Why is this significant? For those who are not a monetary-policy geek like me, as the size of a central bank’s balance sheet contracts, the amount of money in the economy declines. As the amount of money in the economy declines, stimulus is removed by hampering the ability to lend and transact, let alone to support higher asset prices. Today, the ECB’s balance sheet is approximately 2.2 trillion euros. To lose over 250 billion euros, or about 12 percent of its assets, in the next few months is significant. To put this into perspective, this would be the equivalent of the Federal Reserve taking more than $500 billion off its balance sheet in the next 90 days. Can you imagine how disruptive that would be to U.S. financial markets? The fact that the ECB may be shrinking its balance sheet at such a pace, and at such a time, will be highly disruptive. This is why I say the outlook for Europe is grim and policymakers are markedly behind the curve.
What does this mean for investors? Well, the recent price action in the market is telling us something important. It is betraying that we potentially have something darker and more sinister on our hands than we may have thought just a few weeks ago. If things play out as I suspect, interest rates and oil prices will head meaningfully lower in the near term.
In the long run, I always remind people there has never been a recession in the United States that was not preceded by a prolonged period of interest rate increases by the Federal Reserve. The ominous signs we are witnessing are likely to push back rate increases further into 2015 than most currently anticipate, and perhaps even into 2016 or beyond. While the Fed is clearly not actively tightening, the wildcard is whether or not the end of QE is tantamount to a form of monetary tightening that we have never seen before. The Fed would likely say it is not, but the jury is still out. Certainly, the shrinking of the ECB balance sheet constitutes tightening for Europe.
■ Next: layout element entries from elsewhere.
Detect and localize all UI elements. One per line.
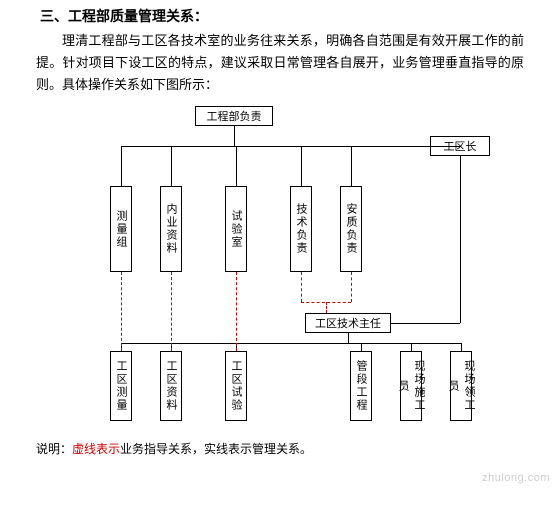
legend-solid: 实线表示管理关系。 (204, 442, 312, 456)
node-m5: 安质负责 (340, 186, 362, 272)
node-mid: 工区技术主任 (305, 313, 391, 333)
node-top1: 工程部负责 (195, 106, 273, 126)
node-m3: 试验室 (225, 186, 247, 272)
intro-paragraph: 理清工程部与工区各技术室的业务往来关系，明确各自范围是有效开展工作的前提。针对项… (0, 26, 560, 96)
legend-dashed: 虚线表示 (72, 442, 120, 456)
org-chart: 工程部负责工区长测量组内业资料试验室技术负责安质负责工区技术主任工区测量工区资料… (0, 96, 560, 436)
node-b5: 现场施工员 (400, 351, 422, 421)
legend: 说明：虚线表示业务指导关系，实线表示管理关系。 (0, 436, 560, 457)
node-b4: 管段工程 (350, 351, 372, 421)
watermark: zhulong.com (482, 472, 550, 484)
node-m1: 测量组 (110, 186, 132, 272)
legend-prefix: 说明： (36, 442, 72, 456)
node-m4: 技术负责 (290, 186, 312, 272)
node-b6: 现场领工员 (450, 351, 472, 421)
legend-dashed-after: 业务指导关系， (120, 442, 204, 456)
section-heading: 三、工程部质量管理关系： (0, 0, 560, 26)
node-b2: 工区资料 (160, 351, 182, 421)
node-b1: 工区测量 (110, 351, 132, 421)
node-m2: 内业资料 (160, 186, 182, 272)
node-b3: 工区试验 (225, 351, 247, 421)
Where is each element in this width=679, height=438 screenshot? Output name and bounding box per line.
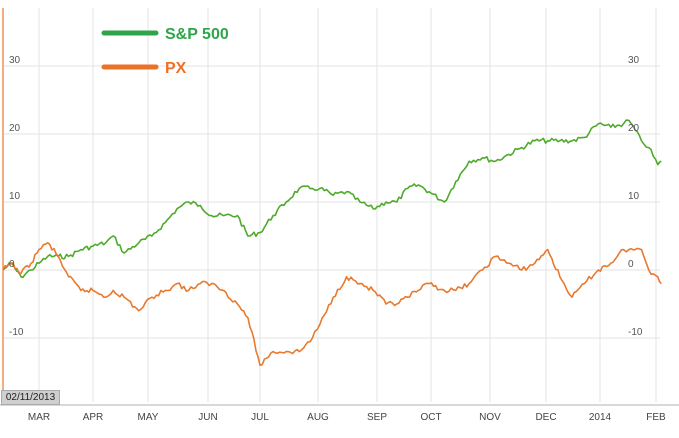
x-tick-label: OCT [420, 412, 441, 423]
series-lines [2, 119, 662, 366]
y-tick-label-right: 20 [628, 123, 640, 134]
y-tick-label-right: 30 [628, 55, 640, 66]
x-tick-label: FEB [646, 412, 666, 423]
x-tick-label: MAY [138, 412, 159, 423]
y-tick-label-left: 10 [9, 191, 21, 202]
series-line-sp500 [2, 119, 662, 279]
legend: S&P 500 PX [101, 26, 229, 77]
y-tick-label-left: 30 [9, 55, 21, 66]
axes [0, 8, 679, 406]
series-line-px [2, 242, 662, 366]
y-tick-label-right: 10 [628, 191, 640, 202]
legend-label: PX [165, 60, 187, 77]
y-tick-label-right: -10 [628, 327, 643, 338]
x-tick-label: JUL [251, 412, 269, 423]
tick-labels: MAR APR MAY JUN JUL AUG SEP OCT NOV DEC 2014 FEB 30 3… [9, 55, 666, 423]
legend-label: S&P 500 [165, 26, 229, 43]
x-tick-label: AUG [307, 412, 329, 423]
gridlines [4, 8, 660, 402]
x-tick-label: APR [83, 412, 104, 423]
y-tick-label-left: -10 [9, 327, 24, 338]
x-tick-label: 2014 [589, 412, 612, 423]
y-tick-label-right: 0 [628, 259, 634, 270]
x-tick-label: MAR [28, 412, 50, 423]
y-tick-label-left: 0 [9, 259, 15, 270]
y-tick-label-left: 20 [9, 123, 21, 134]
start-date-label: 02/11/2013 [1, 390, 60, 405]
x-tick-label: DEC [535, 412, 556, 423]
x-tick-label: NOV [479, 412, 501, 423]
x-tick-label: JUN [198, 412, 217, 423]
x-tick-label: SEP [367, 412, 387, 423]
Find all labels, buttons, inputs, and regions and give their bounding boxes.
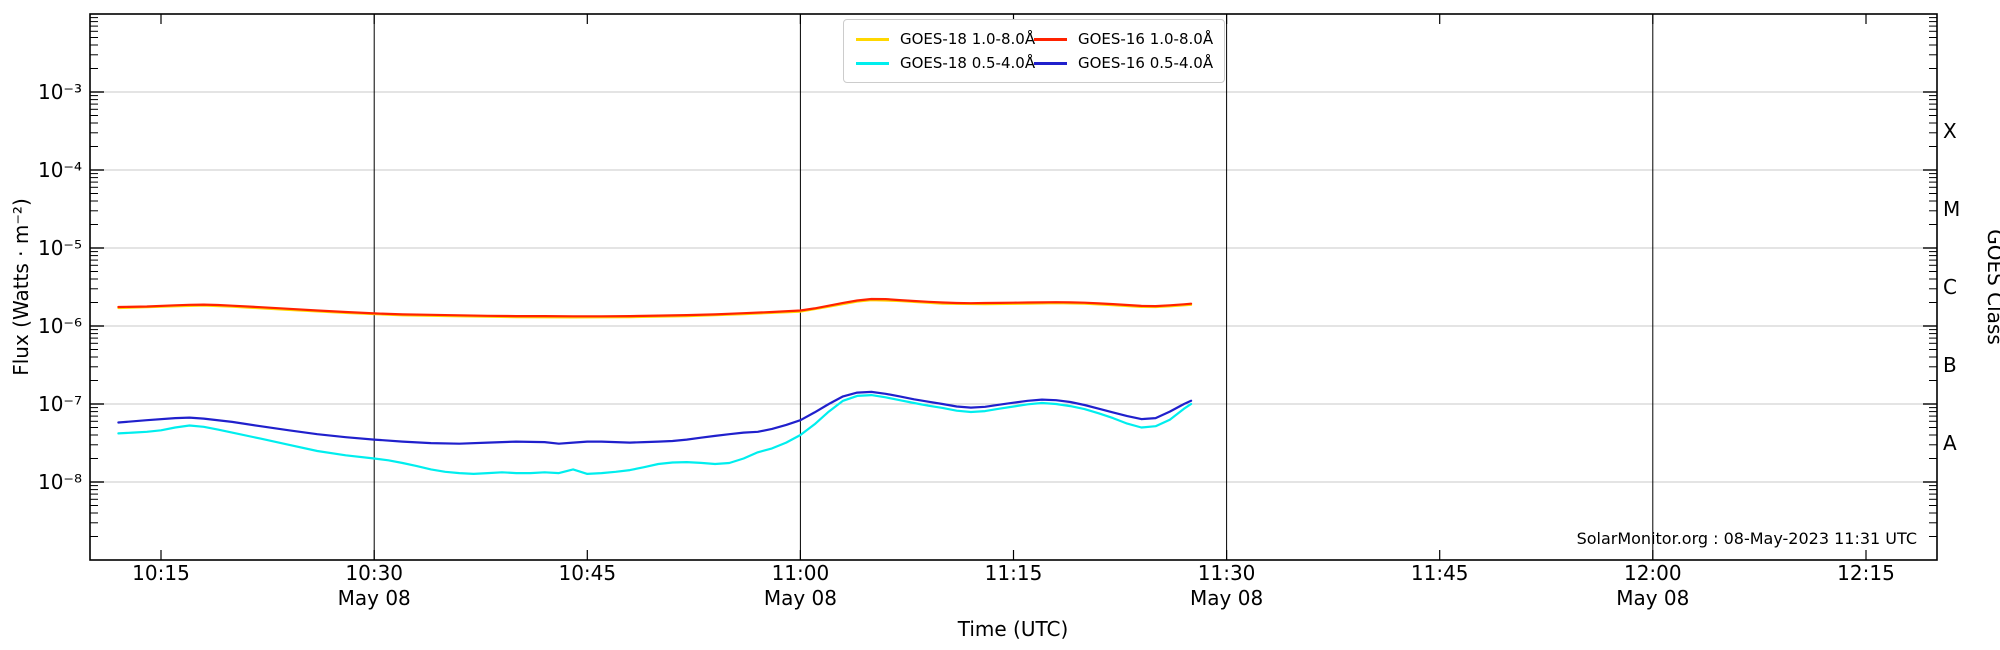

Without a recession in the United States, the bull market in equities that began in March 2009 will likely remain intact. I believe we are heading toward a meaningful correction in equity prices sometime soon, likely in the first half of 2015, but I do not anticipate a bear market. If we fail to see a rally in the stock market this month—typically referred to as the Santa Claus rally—then I will get really worried, as historically that has been a precursor to a bear market. But, in the spirit of spreading holiday cheer, I believe seasonal strength will carry U.S. equity prices through the current oil, roil, and turmoil and ultimately to new highs. What happens thereafter is a conversation for another time.